Asked by Raman

Let the side length of the first square be x cm and the side length of the second square be y cm.

Given that the sum of the perimeters of the two squares is 82 cm:
4x + 4y = 82
x + y = 41
y = 41 - x

Given that the sum of the areas of the two squares is 220.25 cm^2:
x^2 + y^2 = 220.25
x^2 + (41 - x)^2 = 220.25
x^2 + 1681 - 82x + x^2 = 220.25
2x^2 - 82x + 1460.75 = 0
x^2 - 41x + 730.375 = 0

Using the quadratic formula to solve for x:
x = (41 ± sqrt(41^2 - 4(1)(730.375))) / 2
x = (41 ± sqrt(1681 - 2921.5)) / 2
x = (41 ± sqrt(-1240.5)) / 2
x = (41 ± 35.23i) / 2
x = 20.5 ± 17.615i

Since the side length of a square cannot be imaginary, we can conclude that there was a mistake in the equations earlier.
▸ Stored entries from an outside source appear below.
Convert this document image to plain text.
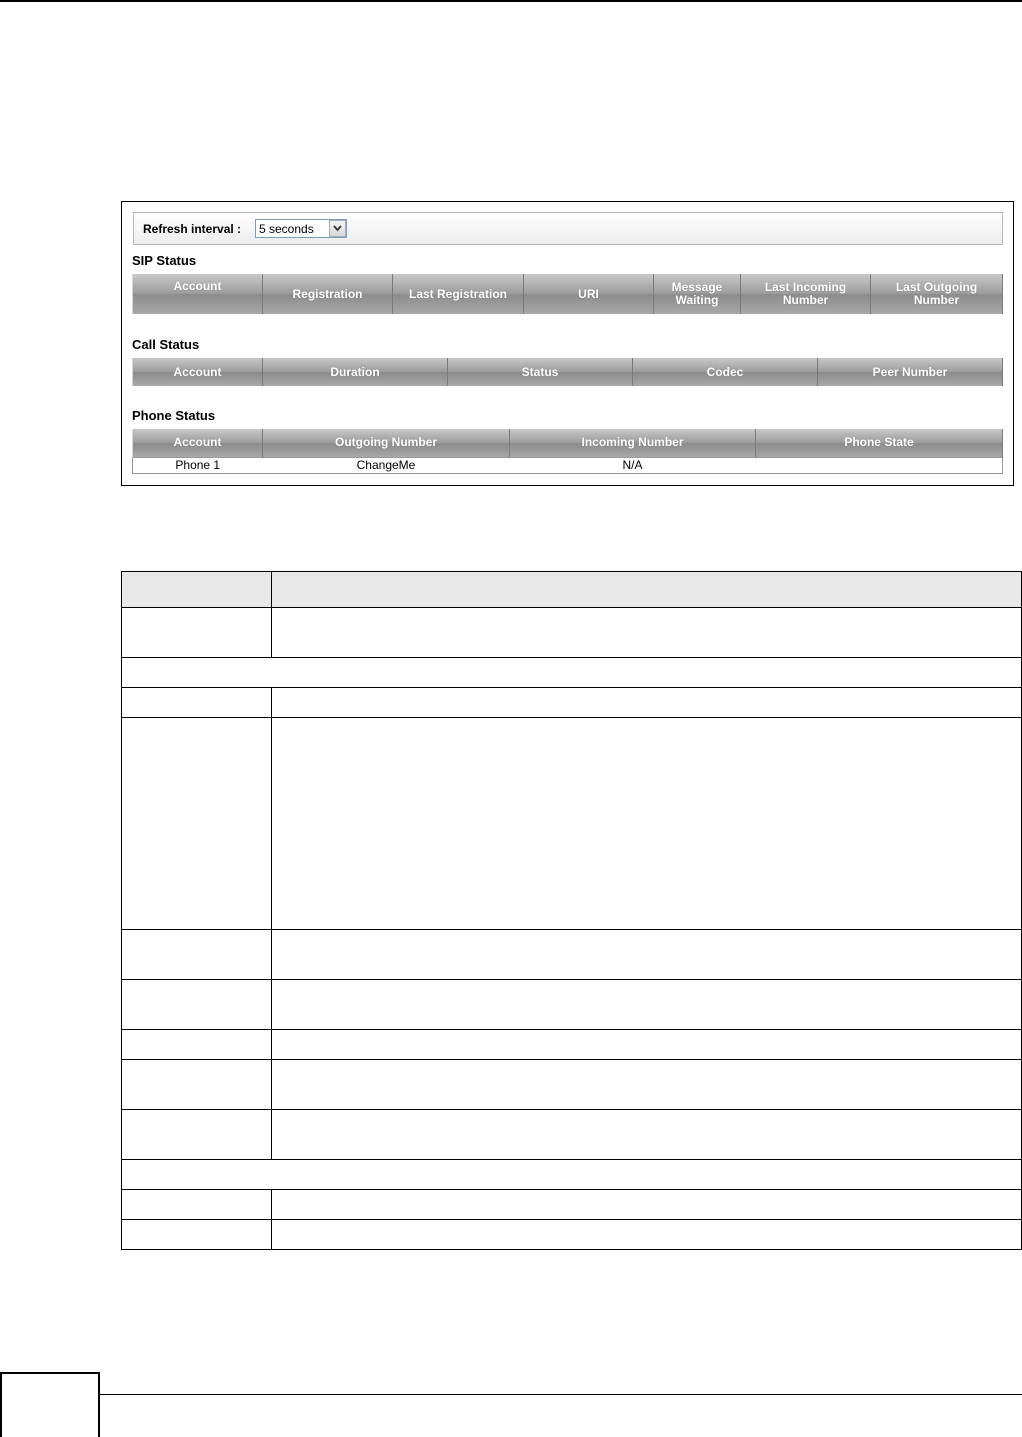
Refresh interval : 5 seconds
SIP Status
Account	Registration	Last Registration	URI	Message Waiting	Last Incoming Number	Last Outgoing Number
Call Status
Account	Duration	Status	Codec	Peer Number
Phone Status
Account	Outgoing Number	Incoming Number	Phone State
Phone 1	ChangeMe	N/A	
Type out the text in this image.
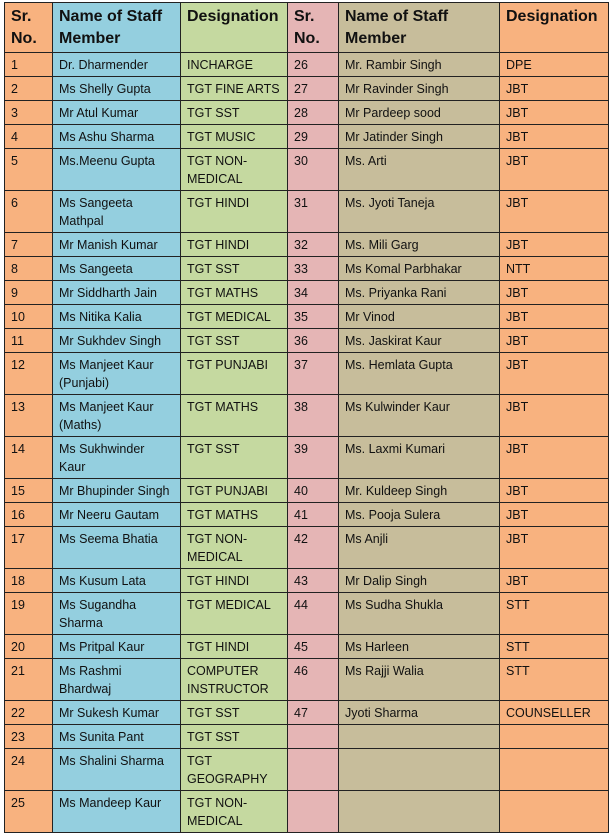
Sr. No.	Name of Staff Member	Designation	Sr. No.	Name of Staff Member	Designation
1	Dr. Dharmender	INCHARGE	26	Mr. Rambir Singh	DPE
2	Ms Shelly Gupta	TGT FINE ARTS	27	Mr Ravinder Singh	JBT
3	Mr Atul Kumar	TGT SST	28	Mr Pardeep sood	JBT
4	Ms Ashu Sharma	TGT MUSIC	29	Mr Jatinder Singh	JBT
5	Ms.Meenu Gupta	TGT NON-MEDICAL	30	Ms. Arti	JBT
6	Ms Sangeeta Mathpal	TGT HINDI	31	Ms. Jyoti Taneja	JBT
7	Mr Manish Kumar	TGT HINDI	32	Ms. Mili Garg	JBT
8	Ms Sangeeta	TGT SST	33	Ms Komal Parbhakar	NTT
9	Mr Siddharth Jain	TGT MATHS	34	Ms. Priyanka Rani	JBT
10	Ms Nitika Kalia	TGT MEDICAL	35	Mr Vinod	JBT
11	Mr Sukhdev Singh	TGT SST	36	Ms. Jaskirat Kaur	JBT
12	Ms Manjeet Kaur (Punjabi)	TGT PUNJABI	37	Ms. Hemlata Gupta	JBT
13	Ms Manjeet Kaur (Maths)	TGT MATHS	38	Ms Kulwinder Kaur	JBT
14	Ms Sukhwinder Kaur	TGT SST	39	Ms. Laxmi Kumari	JBT
15	Mr Bhupinder Singh	TGT PUNJABI	40	Mr. Kuldeep Singh	JBT
16	Mr Neeru Gautam	TGT MATHS	41	Ms. Pooja Sulera	JBT
17	Ms Seema Bhatia	TGT NON-MEDICAL	42	Ms Anjli	JBT
18	Ms Kusum Lata	TGT HINDI	43	Mr Dalip Singh	JBT
19	Ms Sugandha Sharma	TGT MEDICAL	44	Ms Sudha Shukla	STT
20	Ms Pritpal Kaur	TGT HINDI	45	Ms Harleen	STT
21	Ms Rashmi Bhardwaj	COMPUTER INSTRUCTOR	46	Ms Rajji Walia	STT
22	Mr Sukesh Kumar	TGT SST	47	Jyoti Sharma	COUNSELLER
23	Ms Sunita Pant	TGT SST			
24	Ms Shalini Sharma	TGT GEOGRAPHY			
25	Ms Mandeep Kaur	TGT NON-MEDICAL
Let's redo the equations.

x^2 + (41 - x)^2 = 220.25
x^2 + 1681 - 82x + x^2 = 220.25
2x^2 - 82x + 1461 = 0

Using the quadratic formula to solve for x:
x = (82 ± sqrt(82^2 - 4(2)(1461))) / 4
x = (82 ± sqrt(6724 - 5844)) / 4
x = (82 ± sqrt(880)) / 4
x = (82 ± 29.67) / 4

x = 28.917 or x = 11.083

If x = 28.917, then y = 41 - 28.917 = 12.083
If x = 11.083, then y = 41 - 11.083 = 29.917

Therefore, the side lengths of the squares are approximately 28.917 cm and 12.083 cm.